Как мне хотелось тогда вылезть! Это была единственная возможность спастись и спасти дружбу. Надо было выкарабкаться из-под кровати, рассмеяться, сказать: а теперь я тебя, Бронюс, начну хаять, прямо в лицо. Страх сковал меня, голос Юргиса тоже дрожал, а Бронюс вскоре обо всем догадался, наклонился, вытащил из-под койки чемодан, сердито цапнул меня за ляжку, выволок на середину комнаты… Дерьмо! Цвирка, видишь ли, ему! Мерзость! Да катитесь вы оба к черту, видеть вас не хочу. Вас обоих убить мало. Бронюс!.. Мы же не хотели, ни я, ни Юргис!..
Но было уже поздно — Бронюс бросился к двери, вывел из сарая Кедрайтиса велосипед и укатил.
Я не был виноват, но остался в виноватых.
Когда Бронюс ушел, Юргис спросил: какого черта ты залез под кровать, нарочно, да?
Нарочно, нарочно!.. Кричите на меня, но и сегодня я не могу объяснить, какого дьявола забрался я под ту кровать. Когти какого черного бесеныша чуть-чуть приоткрыли со скрипом эту форточку познания. Видно, так надо было.
Я снова вижу Кедрайтиса. Почему он так смотрит? Может, о чем-нибудь догадывается? Нет, не буду останавливаться. Нечего мне ему сказать. Может, на обратной дороге загляну. Да нет — я же поеду к брату.

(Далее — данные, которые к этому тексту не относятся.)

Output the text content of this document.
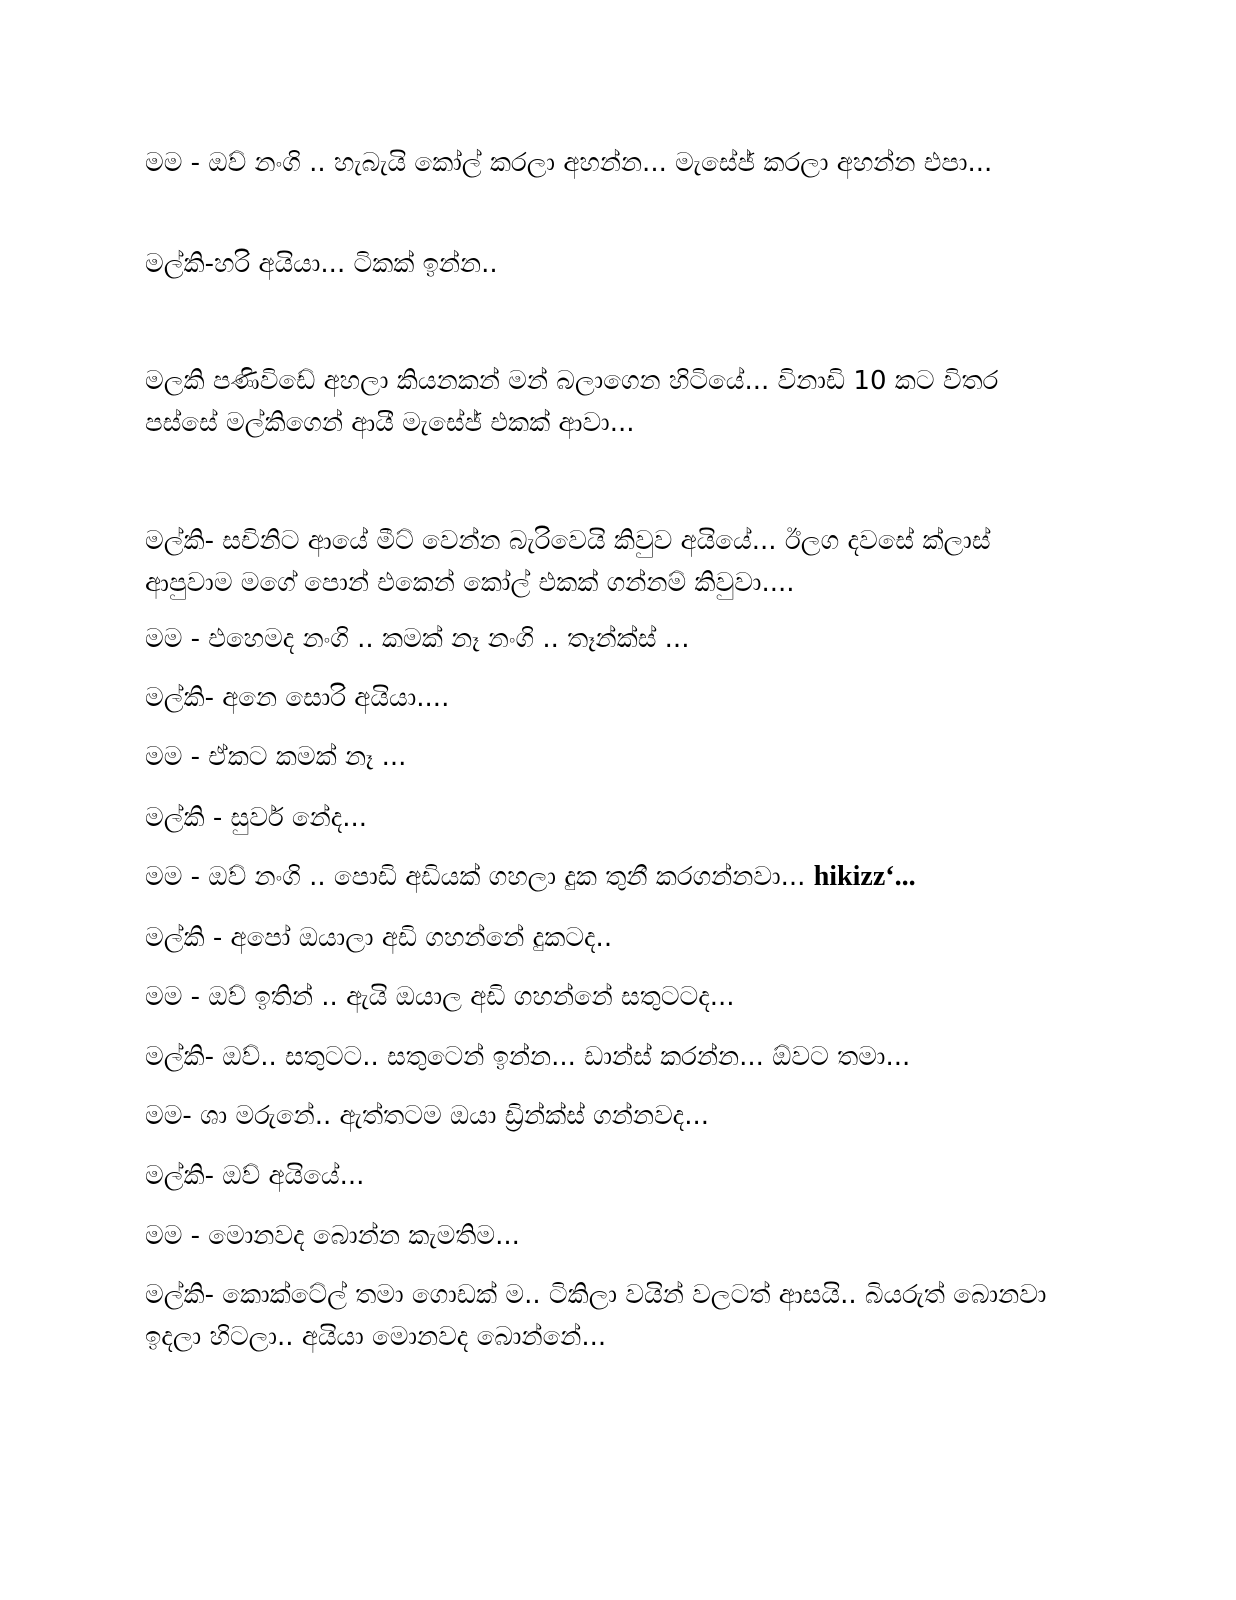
මම - ඔව් නංගි .. හැබැයි කෝල් කරලා අහන්න... මැසේජ් කරලා අහන්න එපා...

මල්කි-හරි අයියා... ටිකක් ඉන්න..

මලකි පණිවිඩේ අහලා කියනකන් මන් බලාගෙන හිටියේ... විනාඩි 10 කට විතර පස්සේ මල්කිගෙන් ආයී මැසේජ් එකක් ආවා...

මල්කි- සචිනිට ආයේ මීට් වෙන්න බැරිවෙයි කිවුව අයියේ... ඊලග දවසේ ක්ලාස් ආපුවාම මගේ පොන් එකෙන් කෝල් එකක් ගන්නම් කිවුවා....

මම - එහෙමද නංගි .. කමක් නෑ නංගි .. තෑන්ක්ස් ...

මල්කි- අනෙ සොරි අයියා....

මම - ඒකට කමක් නෑ ...

මල්කි - සුවර් නේද...

මම - ඔව් නංගි .. පොඩි අඩියක් ගහලා දුක තුනී කරගන්නවා... hikizz‘...

මල්කි - අපෝ ඔයාලා අඩි ගහන්නේ දුකටද..

මම - ඔව් ඉතින් .. ඇයි ඔයාල අඩි ගහන්නේ සතුටටද...

මල්කි- ඔව්.. සතුටට.. සතුටෙන් ඉන්න... ඩාන්ස් කරන්න... ඕවට තමා...

මම- ශා මරුනේ.. ඇත්තටම ඔයා ඩ්‍රින්ක්ස් ගන්නවද...

මල්කි- ඔව් අයියේ...

මම - මොනවද බොන්න කැමතිම...

මල්කි- කොක්ටේල් තමා ගොඩක් ම.. ටිකිලා වයින් වලටත් ආසයි.. බියරුත් බොනවා ඉදලා හිටලා.. අයියා මොනවද බොන්නේ...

Печальными бывали наши поездки и в школу, и из школы. Бронюс всю зиму ездил в школу из дома — на велосипеде или на попутных грузовиках. У Кедрайтиса мы жили вдвоем с Юргисом, и нашу тоску изредка рассеивал хромой сапожник, которого в одной из комнаток приютил Кедрайтис. Сапожник был любитель выпить, иногда к нему откуда-то приезжала в гости жена — надушенная, тощая баба. Запирались они в комнатке, вначале все стихало, потом начинало звякать стекло, а еще через какое-то время они начинали так бурно ссориться, что Кедрайтис, будто кот, подкрадывался в шерстяных носках к двери и подслушивал. Да будет тебе, будет, — потихоньку говорила его молодая жена. И не зря говорила: однажды жена сапожника так стремительно бросилась в дверь, что Кедрайтис едва успел отскочить.
Сапожник часто приставал к нам с Юргисом, предлагал с ним выпить, а выпив, каждый раз просил написать по-русски адрес: он, дескать, хочет послать уж такие сапоги, уж такие сапоги… Самому главному… А за что ты ему будешь посылать? — смеялся Кедрайтис. Да он очень добрый… Как только стал на престол, магазин в городе завалил макаронами… Макароны сапожник называл своеобразно — откуда он и взял такое словечко: шпагеты, шпагаты, шпангоуты…
Вот у этого поворота они с Бронюсом, возвращаясь из Атауги, увидели опрокинувшийся грузовик с прицепом. Вокруг было полно сушеных резаных яблок — высыпались из бумажных мешков; мешки — продырявленные и целые — валялись возле шоссе. На одном из мешков лежала неживая крохотная женщина, и Винцасу она показалась похожей на его мать.